Roger Stringer Roger Stringer
March 08, 2024
4 min read
Rivian’s CEO talks R2 and R3 launch, and why he has ‘complete certainty’ EVs will win

Abigail Bassett, for The Verge:

In a packed theater in Laguna Beach on Thursday morning, Rivian founder and CEO RJ Scaringe opened his presentation to resounding whoops from the audience, well before the company unveiled its three buzzy new vehicles, the Rivian R2, R3, and R3X.

While it’s not uncommon to pack a room with fans for a vehicle launch, it is unusual for the CEO of a car company outside of Elon Musk to get the kind of response that Scaringe did. For a vehicle unveiling to feel upbeat and exciting without feeling cringe is even rarer.

“Every decision we’ve made, the products, the strategy, what we’re building, how we go about building our business, the way we structure our teams, the way we think about our culture, has been built around this culture of keeping the world adventurous forever,” Scaringe says.

Throughout his presentation, Scaringe kept underlining the “forever” part of Rivian’s mission statement, which, given the company’s well-documented financial troubles over the last few months, recent rounds of layoffs, and its announcement yesterday that it’s pausing its $5 billion Georgia plant for an undetermined amount of time, seems somewhat disconnected from the realities facing the company today.

It’s not just Rivian, either. EV sales growth has gone from rocket speed to glacial, with many automakers putting factories, investments, and whole model lineups on ice. But Scaringe says it’s too late to go back.

“I would say with absolute and complete certainty that the entire world is going to convert to electric vehicles,” Scaringe tells The Verge following yesterday’s event. “I’ve never been more bullish on electrification. I’ve never been more bullish on Rivian.”

[...]

Rivian learned a lot when it decided — perhaps foolishly — to launch and build two brand-new vehicles, the R1T and R1S, simultaneously. It’s something Scaringe says has never gotten any easier over time. The company learned a lot from the experience and has since found ways to make smart tradeoffs to keep the upcoming R2 at that magic $45,000 starting price.

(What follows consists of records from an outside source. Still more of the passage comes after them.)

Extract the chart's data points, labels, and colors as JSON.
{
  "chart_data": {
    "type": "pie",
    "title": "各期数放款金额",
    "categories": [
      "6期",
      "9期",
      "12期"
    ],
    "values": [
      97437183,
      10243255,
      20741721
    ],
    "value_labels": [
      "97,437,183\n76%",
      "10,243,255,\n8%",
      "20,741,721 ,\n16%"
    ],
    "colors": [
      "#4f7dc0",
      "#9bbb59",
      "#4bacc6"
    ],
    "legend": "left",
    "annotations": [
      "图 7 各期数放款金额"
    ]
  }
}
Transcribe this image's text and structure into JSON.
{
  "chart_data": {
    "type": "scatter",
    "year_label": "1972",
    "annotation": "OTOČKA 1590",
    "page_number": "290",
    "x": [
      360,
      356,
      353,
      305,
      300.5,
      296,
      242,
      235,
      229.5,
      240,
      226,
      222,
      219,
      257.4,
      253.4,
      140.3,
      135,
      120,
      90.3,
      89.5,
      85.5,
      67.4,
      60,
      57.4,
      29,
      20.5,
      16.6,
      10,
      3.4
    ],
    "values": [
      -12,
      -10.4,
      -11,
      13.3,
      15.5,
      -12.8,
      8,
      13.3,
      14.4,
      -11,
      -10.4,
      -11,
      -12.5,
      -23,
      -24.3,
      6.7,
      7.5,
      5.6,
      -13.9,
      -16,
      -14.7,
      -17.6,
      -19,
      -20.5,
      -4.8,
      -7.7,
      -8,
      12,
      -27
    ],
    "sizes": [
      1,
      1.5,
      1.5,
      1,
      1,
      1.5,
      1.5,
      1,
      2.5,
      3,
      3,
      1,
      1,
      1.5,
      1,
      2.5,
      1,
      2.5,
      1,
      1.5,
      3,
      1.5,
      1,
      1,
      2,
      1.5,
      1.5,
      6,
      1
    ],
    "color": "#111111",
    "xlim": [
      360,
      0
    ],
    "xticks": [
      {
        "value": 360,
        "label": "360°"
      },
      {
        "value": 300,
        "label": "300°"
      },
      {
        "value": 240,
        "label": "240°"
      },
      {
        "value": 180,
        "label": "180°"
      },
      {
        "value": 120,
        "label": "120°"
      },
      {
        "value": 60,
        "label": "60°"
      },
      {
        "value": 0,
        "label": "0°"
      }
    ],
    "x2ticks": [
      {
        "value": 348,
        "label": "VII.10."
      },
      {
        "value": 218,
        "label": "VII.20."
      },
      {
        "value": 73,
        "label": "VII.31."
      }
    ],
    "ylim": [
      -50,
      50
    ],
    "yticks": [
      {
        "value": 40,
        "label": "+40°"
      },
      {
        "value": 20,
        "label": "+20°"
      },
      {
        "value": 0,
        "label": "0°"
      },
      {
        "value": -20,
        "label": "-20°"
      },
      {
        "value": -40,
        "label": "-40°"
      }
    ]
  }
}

For one, Scaringe says the R2 will be less complex than the R1 vehicles. It won’t have adaptive air suspension, but rather a fixed suspension that will build on what the company learned from the R1 line. The R2 also won’t get other small creature comforts, like the removable Bluetooth speaker, which is standard on the R1T and R1S. (The flashlight in the door will remain.)

But Scaringe says that the R2 will still be off-road capable. And it will showcase a handful of fun, new features, like seats that fold flat for in-car camping; a rear-lift window for surfboard storage; chunky scroll wheels for anyone irked by the loss of physical buttons to screens; and cavernous glove compartments — presumedly for all the gloves.

The company won’t launch both the R2 and R3 at the same time, either. The R2 will come first, and they’re currently showing off the R3 as a “very close sibling” to the R2.

Rivian’s future is clouded in doubt. It’s cash pile is dwindling. Its factory plans look grim. But the company continues to project optimism — even in the face of financial oblivion.

Elon Musk’s Cybertruck may be a vehicle for the end of the world. Rivian’s R2 and R3 are asking us to imagine a much kinder and more hopeful future.